UK Ultraspeed was a proposed high-speed magnetic-levitation train line between London and Glasgow, linking 16 stations including Edinburgh, Birmingham, Manchester and Newcastle and six airports. It was rejected in 2007 by the UK government, in favour of conventional high-speed rail. The company behind the proposal ceased efforts to promote it in early 2013.

==Proposal==
The 2005 UK Ultraspeed proposal was submitted as part of the UK's general effort to upgrade train service. German company Transrapid, developers of the only operational high-speed maglev system, backed the Ultraspeed group to promote their technology as an alternative to conventional high-speed train sets like those being used on High Speed 1. Transrapid was a joint venture of Siemens and ThyssenKrupp, both major suppliers to the transportation industry.

The proposed 800 km route would have served cities currently served by both the West Coast Main Line and East Coast Main Line, with a spur serving Liverpool. Three stations were to serve London: Heathrow Airport, a Park and Ride at the M1/M25 junction, and either Stratford or King's Cross station. The route roughly followed the West Coast line from London to Manchester, then turned slightly east towards Newcastle before roughly following the East Coast line to Edinburgh and Glasgow.

Inter-city speeds would be as high as 500 km/h, reducing a London-Manchester trip by half, from about 128 minutes to a claimed 54. The savings in time were possible due to rapid acceleration, new station locations, and greatly simplified loading and unloading procedures. These advantages would reduce total trip time to below that of regional aircraft serving the same route. The projected total cost was £29 billion including all guideways, land and 27 train sets.

Ultraspeed was deliberately aimed at the same market as the proposed High Speed 2 (HS2). HS2's mainline runs from London to Birmingham. In spite of being much shorter, at 531 km, HS2 was estimated to cost between £52 billion (UK Government) and £80 billion (Institute of Economic Affairs).

==Initial support==
The proposal caught the eye of then-Prime Minister Tony Blair, who was said to be clearly excited by it. This led to comments from the transport minister, Alistair Darling, that the issue of north–south links had to be re-considered. This was the latest in a series of flip-flops on the matter, which started with a 2004 report from the Strategic Rail Authority that stated that new high-speed line was "urgently needed", a report that the government had attempted to bury. Blair was noted as saying that a cross-country link of this sort would "bring Britain together", although this was called "pie in the sky" by critics.
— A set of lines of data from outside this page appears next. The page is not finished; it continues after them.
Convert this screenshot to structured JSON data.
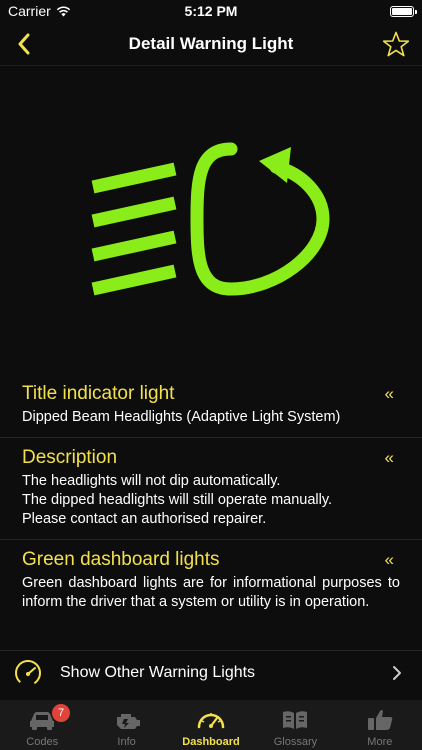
{
  "status_bar": {
    "carrier": "Carrier",
    "time": "5:12 PM"
  },
  "nav": {
    "title": "Detail Warning Light"
  },
  "colors": {
    "accent": "#f2e14c",
    "symbol_green": "#8aed1a",
    "badge_red": "#e0433a",
    "background": "#0d0d0d"
  },
  "sections": [
    {
      "title": "Title indicator light",
      "collapse": "«",
      "body": "Dipped Beam Headlights (Adaptive Light System)"
    },
    {
      "title": "Description",
      "collapse": "«",
      "body": "The headlights will not dip automatically.\nThe dipped headlights will still operate manually.\nPlease contact an authorised repairer."
    },
    {
      "title": "Green dashboard lights",
      "collapse": "«",
      "body": "Green dashboard lights are for informational purposes to inform the driver that a system or utility is in operation."
    }
  ],
  "other_warnings": {
    "label": "Show Other Warning Lights"
  },
  "tabs": [
    {
      "label": "Codes",
      "badge": "7",
      "icon": "car-warning-icon"
    },
    {
      "label": "Info",
      "icon": "engine-icon"
    },
    {
      "label": "Dashboard",
      "icon": "speedometer-icon"
    },
    {
      "label": "Glossary",
      "icon": "book-icon"
    },
    {
      "label": "More",
      "icon": "thumbs-up-icon"
    }
  ]
}
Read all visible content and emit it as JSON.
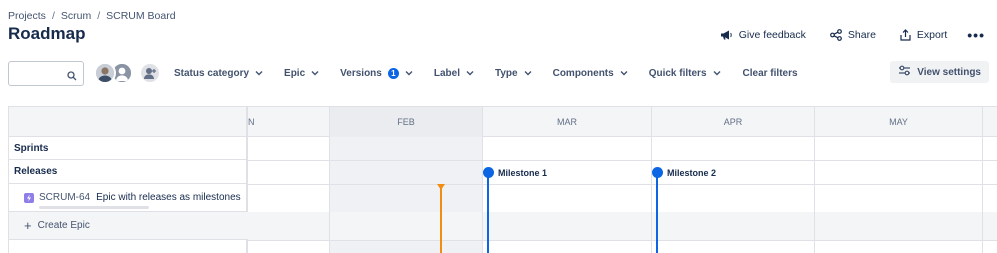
{
  "breadcrumb": {
    "items": [
      "Projects",
      "Scrum",
      "SCRUM Board"
    ],
    "separator": "/"
  },
  "page_title": "Roadmap",
  "header_actions": {
    "feedback_label": "Give feedback",
    "share_label": "Share",
    "export_label": "Export",
    "more_label": "•••"
  },
  "toolbar": {
    "search_placeholder": "",
    "filters": [
      {
        "label": "Status category"
      },
      {
        "label": "Epic"
      },
      {
        "label": "Versions",
        "badge": "1"
      },
      {
        "label": "Label"
      },
      {
        "label": "Type"
      },
      {
        "label": "Components"
      },
      {
        "label": "Quick filters"
      }
    ],
    "clear_filters_label": "Clear filters",
    "view_settings_label": "View settings"
  },
  "roadmap": {
    "months": [
      "N",
      "FEB",
      "MAR",
      "APR",
      "MAY"
    ],
    "rows": {
      "sprints_label": "Sprints",
      "releases_label": "Releases",
      "epic_key": "SCRUM-64",
      "epic_summary": "Epic with releases as milestones",
      "create_epic_label": "Create Epic",
      "create_epic_plus": "+"
    },
    "milestones": [
      {
        "label": "Milestone 1"
      },
      {
        "label": "Milestone 2"
      }
    ]
  },
  "colors": {
    "accent_blue": "#0c66e4",
    "today_orange": "#f18d13",
    "epic_purple": "#8f7ee7",
    "text_primary": "#172b4d",
    "text_subtle": "#42526e"
  },
  "icons": {
    "search": "search-icon",
    "feedback": "megaphone-icon",
    "share": "share-icon",
    "export": "export-icon",
    "view_settings": "sliders-icon",
    "epic": "lightning-icon",
    "chevron": "chevron-down-icon"
  }
}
Alan James, director of UK Ultraspeed, took the opportunity to claim that it was the fastest and safest system in the world.

Competing political interests initially claimed that Blair's sudden support for the issue was nothing more than electioneering. However, this was soon followed by a Commons All-Party Rail Group visit to China and Japan to visit the maglev systems there. Shadow transport secretary Chris Grayling returned "positively bouncing with enthusiasm", noting that even at full speed the train was quieter than a Virgin Voyager. This led to full party support for the proposal on both sides of the aisle. Blair's support led to an official study into the Ultraspeed concept, as well as competing long-distance lines using TGV-like equipment.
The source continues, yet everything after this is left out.